В Ленинграде ее любили, гладили по голове, иногда целовали в макушку. А здесь только мама погладит, да и то редко, – целый день ее нет, на работе да на работе. Бабушка Екатерина Митрофановна не обижает, но Анечку она любит больше, это сразу видно. Принесет ей откуда-то кусочек сахара, даст, а Зоя стоит и смотрит. А бабушка Зое: «Ну чего рот раззявила? Ты уж большая…»

Один раз Марта Сергеевна сказала бабушке при Зое: «Благородный всё-таки человек ваш Костя: с ребенком взял. Чужой ребенок, не свой». Зоя не сразу поняла: что взял, кого? Потом догадалась: замуж взял маму. А чужой ребенок – это она, Зоя.

Поняла и не заплакала, но было очень обидно. Как это чужая? Она же своя, родная. Сами учили называть Костю папой, а сами – «чужая». И бабушка не спорила с Мартой Сергеевной, только охала: «Двое детей, это сказать легко!»

Аня была хорошая сестричка, не капризная. Правда, молоко у мамы почему-то пропало. Это она всё время о Ленинграде волновалась, там война и голод, а наши же все там. А когда молоко пропало, пришлось брать банки и бутылочки с питанием в молочной кухне детской консультации. А кому брать? Мама на службе, бабушка с Аней. Остается одна Зоя.

Зое давали сетку с пустыми банками и бутылочками, – сколько банок и бутылок, столько «питаний», – и она ходила в консультацию. Шла, напевая какую-нибудь песенку и раскачивая сумку с банками. Один раз ударила нечаянно сеткой о ствол дерева, и одна банка разбилась. Дали на одно «питание» меньше, и Зоя горько плакала.

Всё бы ничего, но с осени Зоя пошла в школу. Училась во вторую смену, а «питание» сестренке всё равно надо было брать. Его надо было брать сразу после уроков, пока не поздно, пока выдавать не кончили.

Пустые банки гремели у Зои в парте, учительница сердилась, но ничего поделать не могла. Писать Зоя уже умела, хотя и некрасиво. Читала бегло. Стихотворения наизусть запоминала с одного раза. Только вот шумная очень девочка, банки вечно гремят, – и Зою посадили за последнюю парту.

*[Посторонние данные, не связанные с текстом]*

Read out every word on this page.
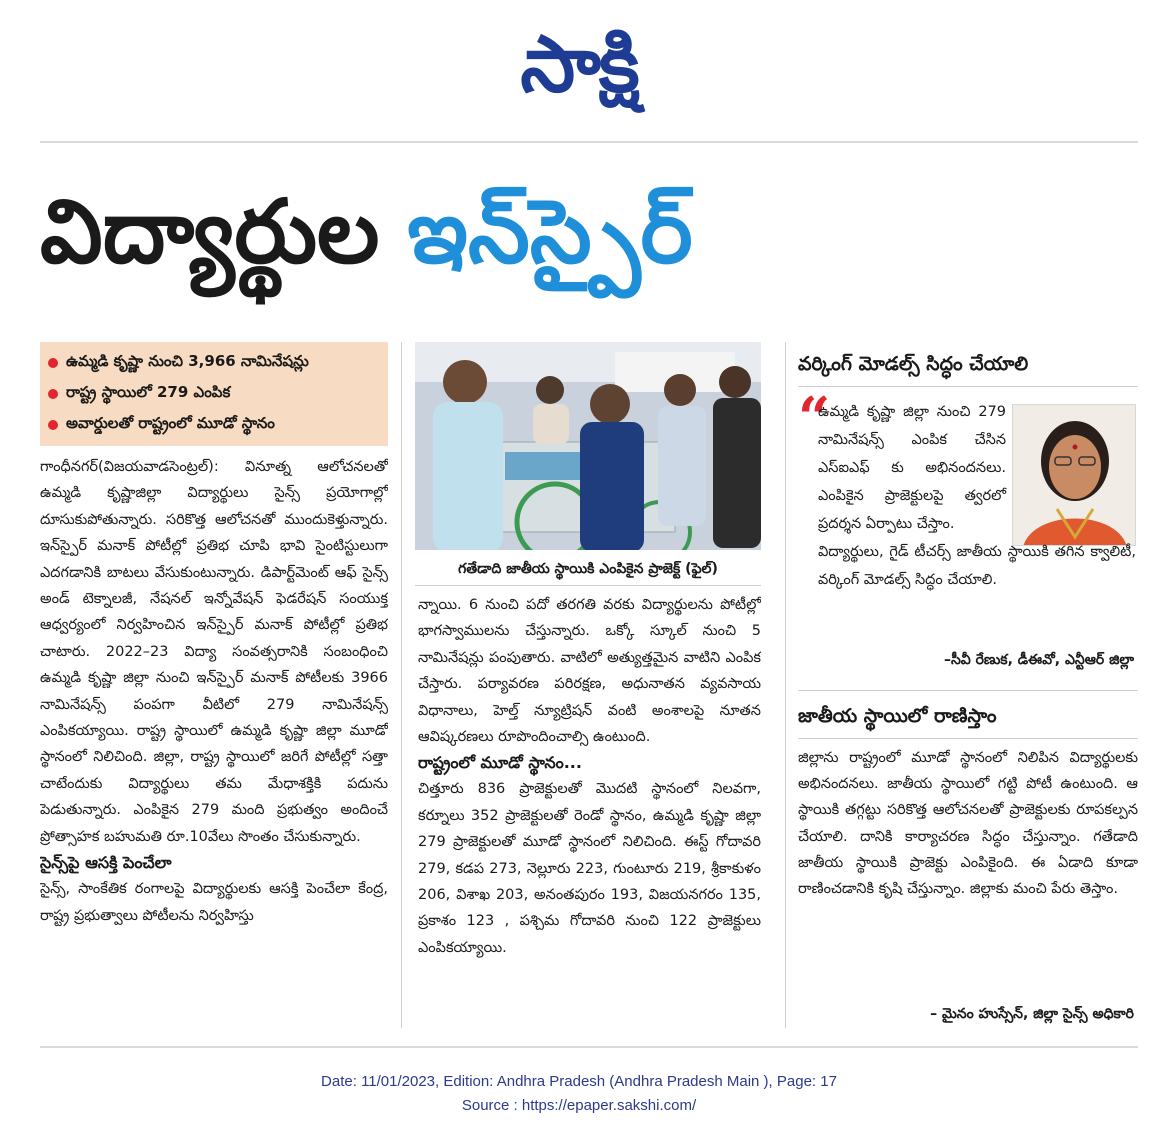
సాక్షి
విద్యార్థుల ఇన్‌స్పైర్
ఉమ్మడి కృష్ణా నుంచి 3,966 నామినేషన్లు
రాష్ట్ర స్థాయిలో 279 ఎంపిక
అవార్డులతో రాష్ట్రంలో మూడో స్థానం

గాంధీనగర్‌(విజయవాడసెంట్రల్‌): వినూత్న ఆలోచనలతో ఉమ్మడి కృష్ణాజిల్లా విద్యార్థులు సైన్స్‌ ప్రయోగాల్లో దూసుకుపోతున్నారు. సరికొత్త ఆలోచనతో ముందుకెళ్తున్నారు. ఇన్‌స్పైర్‌ మనాక్‌ పోటీల్లో ప్రతిభ చూపి భావి సైంటిస్టులుగా ఎదగడానికి బాటలు వేసుకుంటున్నారు. డిపార్ట్‌మెంట్‌ ఆఫ్‌ సైన్స్‌ అండ్‌ టెక్నాలజీ, నేషనల్‌ ఇన్నోవేషన్‌ ఫెడరేషన్‌ సంయుక్త ఆధ్వర్యంలో నిర్వహించిన ఇన్‌స్పైర్‌ మనాక్‌ పోటీల్లో ప్రతిభ చాటారు. 2022–23 విద్యా సంవత్సరానికి సంబంధించి ఉమ్మడి కృష్ణా జిల్లా నుంచి ఇన్‌స్పైర్‌ మనాక్‌ పోటీలకు 3966 నామినేషన్స్‌ పంపగా వీటిలో 279 నామినేషన్స్‌ ఎంపికయ్యాయి. రాష్ట్ర స్థాయిలో ఉమ్మడి కృష్ణా జిల్లా మూడో స్థానంలో నిలిచింది. జిల్లా, రాష్ట్ర స్థాయిలో జరిగే పోటీల్లో సత్తా చాటేందుకు విద్యార్థులు తమ మేధాశక్తికి పదును పెడుతున్నారు. ఎంపికైన 279 మంది ప్రభుత్వం అందించే ప్రోత్సాహక బహుమతి రూ.10వేలు సొంతం చేసుకున్నారు.

సైన్స్‌పై ఆసక్తి పెంచేలా

సైన్స్‌, సాంకేతిక రంగాలపై విద్యార్థులకు ఆసక్తి పెంచేలా కేంద్ర, రాష్ట్ర ప్రభుత్వాలు పోటీలను నిర్వహిస్తు

గతేడాది జాతీయ స్థాయికి ఎంపికైన ప్రాజెక్ట్‌ (ఫైల్‌)

న్నాయి. 6 నుంచి పదో తరగతి వరకు విద్యార్థులను పోటీల్లో భాగస్వాములను చేస్తున్నారు. ఒక్కో స్కూల్‌ నుంచి 5 నామినేషన్లు పంపుతారు. వాటిలో అత్యుత్తమైన వాటిని ఎంపిక చేస్తారు. పర్యావరణ పరిరక్షణ, అధునాతన వ్యవసాయ విధానాలు, హెల్త్‌ న్యూట్రిషన్‌ వంటి అంశాలపై నూతన ఆవిష్కరణలు రూపొందించాల్సి ఉంటుంది.

రాష్ట్రంలో మూడో స్థానం...

చిత్తూరు 836 ప్రాజెక్టులతో మొదటి స్థానంలో నిలవగా, కర్నూలు 352 ప్రాజెక్టులతో రెండో స్థానం, ఉమ్మడి కృష్ణా జిల్లా 279 ప్రాజెక్టులతో మూడో స్థానంలో నిలిచింది. ఈస్ట్‌ గోదావరి 279, కడప 273, నెల్లూరు 223, గుంటూరు 219, శ్రీకాకుళం 206, విశాఖ 203, అనంతపురం 193, విజయనగరం 135, ప్రకాశం 123 , పశ్చిమ గోదావరి నుంచి 122 ప్రాజెక్టులు ఎంపికయ్యాయి.

వర్కింగ్‌ మోడల్స్‌ సిద్ధం చేయాలి
“
ఉమ్మడి కృష్ణా జిల్లా నుంచి 279 నామినేషన్స్‌ ఎంపిక చేసిన ఎస్‌ఐఎఫ్‌ కు అభినందనలు. ఎంపికైన ప్రాజెక్టులపై త్వరలో ప్రదర్శన ఏర్పాటు చేస్తాం.
విద్యార్థులు, గైడ్‌ టీచర్స్‌ జాతీయ స్థాయికి తగిన క్వాలిటీ, వర్కింగ్‌ మోడల్స్‌ సిద్ధం చేయాలి.
–సీవీ రేణుక, డీఈవో, ఎన్టీఆర్‌ జిల్లా
జాతీయ స్థాయిలో రాణిస్తాం

జిల్లాను రాష్ట్రంలో మూడో స్థానంలో నిలిపిన విద్యార్థులకు అభినందనలు. జాతీయ స్థాయిలో గట్టి పోటీ ఉంటుంది. ఆ స్థాయికి తగ్గట్టు సరికొత్త ఆలోచనలతో ప్రాజెక్టులకు రూపకల్పన చేయాలి. దానికి కార్యాచరణ సిద్ధం చేస్తున్నాం. గతేడాది జాతీయ స్థాయికి ప్రాజెక్టు ఎంపికైంది. ఈ ఏడాది కూడా రాణించడానికి కృషి చేస్తున్నాం. జిల్లాకు మంచి పేరు తెస్తాం.

– మైనం హుస్సేన్‌, జిల్లా సైన్స్‌ అధికారి
Date: 11/01/2023, Edition: Andhra Pradesh (Andhra Pradesh Main ), Page: 17
Source : https://epaper.sakshi.com/
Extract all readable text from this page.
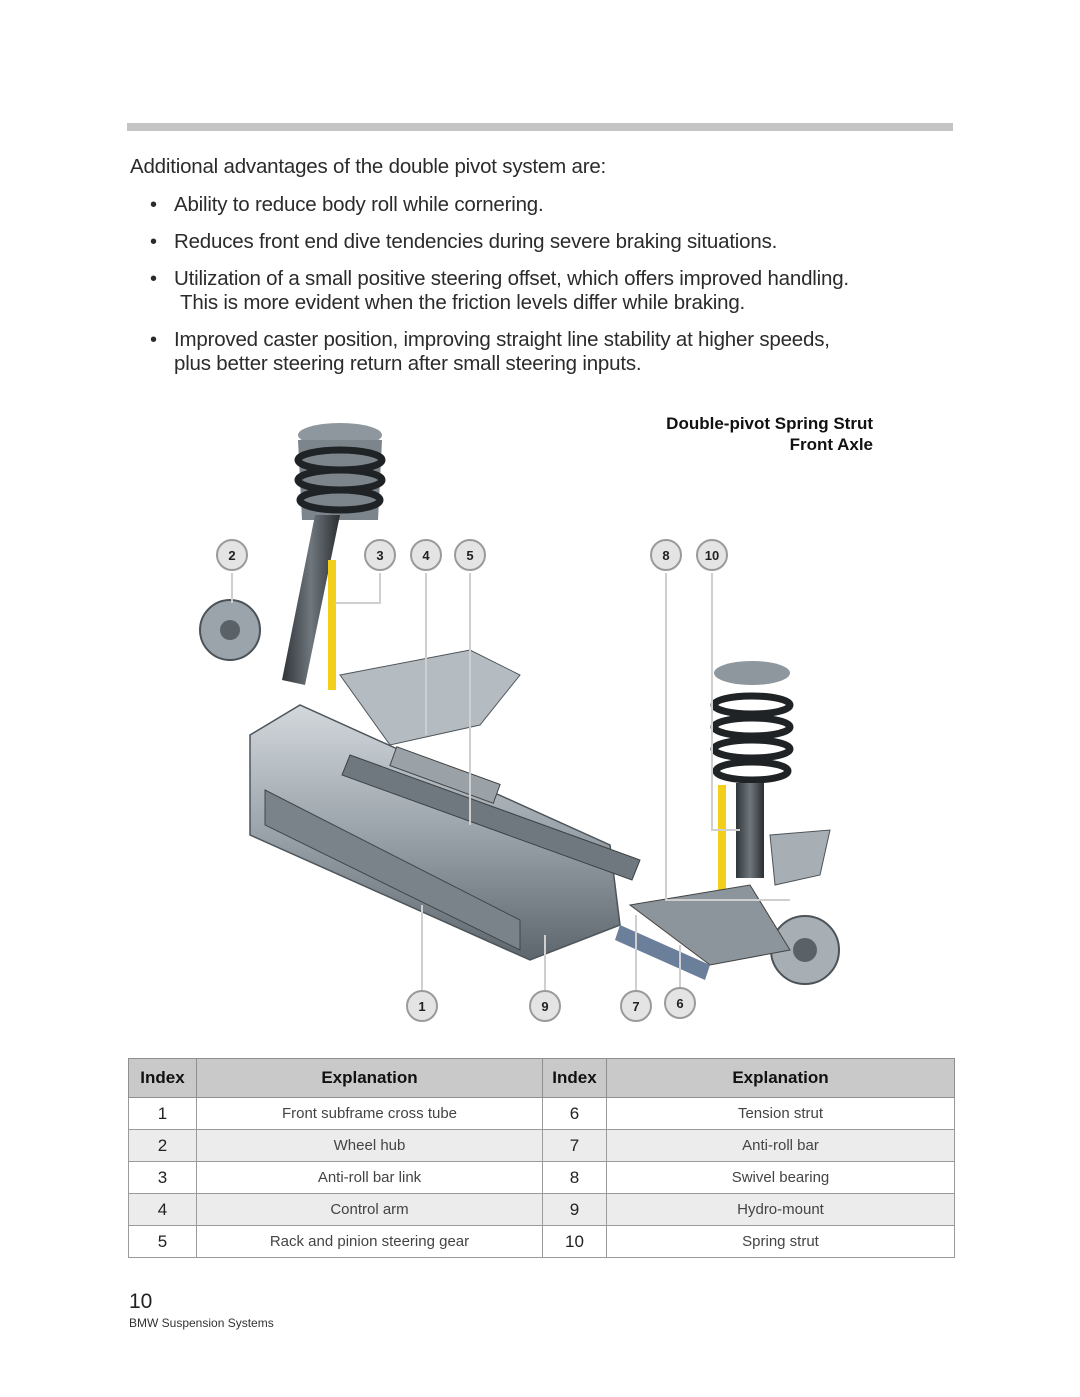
Additional advantages of the double pivot system are:
• Ability to reduce body roll while cornering.
• Reduces front end dive tendencies during severe braking situations.
• Utilization of a small positive steering offset, which offers improved handling.
This is more evident when the friction levels differ while braking.
• Improved caster position, improving straight line stability at higher speeds,
plus better steering return after small steering inputs.
Double-pivot Spring Strut
Front Axle
2	3	4	5	8	10
1	9	7	6
Index	Explanation	Index	Explanation
1	Front subframe cross tube	6	Tension strut
2	Wheel hub	7	Anti-roll bar
3	Anti-roll bar link	8	Swivel bearing
4	Control arm	9	Hydro-mount
5	Rack and pinion steering gear	10	Spring strut
10
BMW Suspension Systems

Уроки кончаются. Зоя складывает в сумку тетради и учебники, берет в кулачок неразливайку, а в другую руку сумку и сетку с банками и идет в консультацию. Спешит. Консультация помещается в одноэтажном белом домике с верандой. Зоя становится в очередь.

– Я маленькая под забором валялась, а мой ребенок в кружевах лежит, – говорит усталая женщина, прибежавшая с работы за питанием, своей соседке в очереди.

– Ну какая же это жизнь: всюду очереди, жрать нечего, детей жалко.

– Это война, милая моя, это Гитлер виноват, понимать надо. Нет, мы разницу хорошо знаем: как прежде было и как при нашей Советской власти. Разве нам питание врачи по рецепту готовили, чтобы витамины, чтобы на молоке да на сливках? Это понимать надо.

Очередь длинная. Что даром время терять? Зоя садится на ступеньки веранды, достает тетрадку и вставочку, – так она по-ленинградски ручку называет, – ставит рядом неразливайку. Что там задано по арифметике? Примерчики: один плюс два равно три. Чепуха какая! Это в одни миг можно решить.

Сидя на ступеньках, она делает уроки. Иногда ей кажется, что она в лесу, а ноги стоящих вокруг взрослых людей – это стволы деревьев.

Получив питание, Зоя спешит домой: наверно, Аня плачет, есть хочет. Самой тоже хочется есть. Но без спросу Зоя никогда ничего не берет.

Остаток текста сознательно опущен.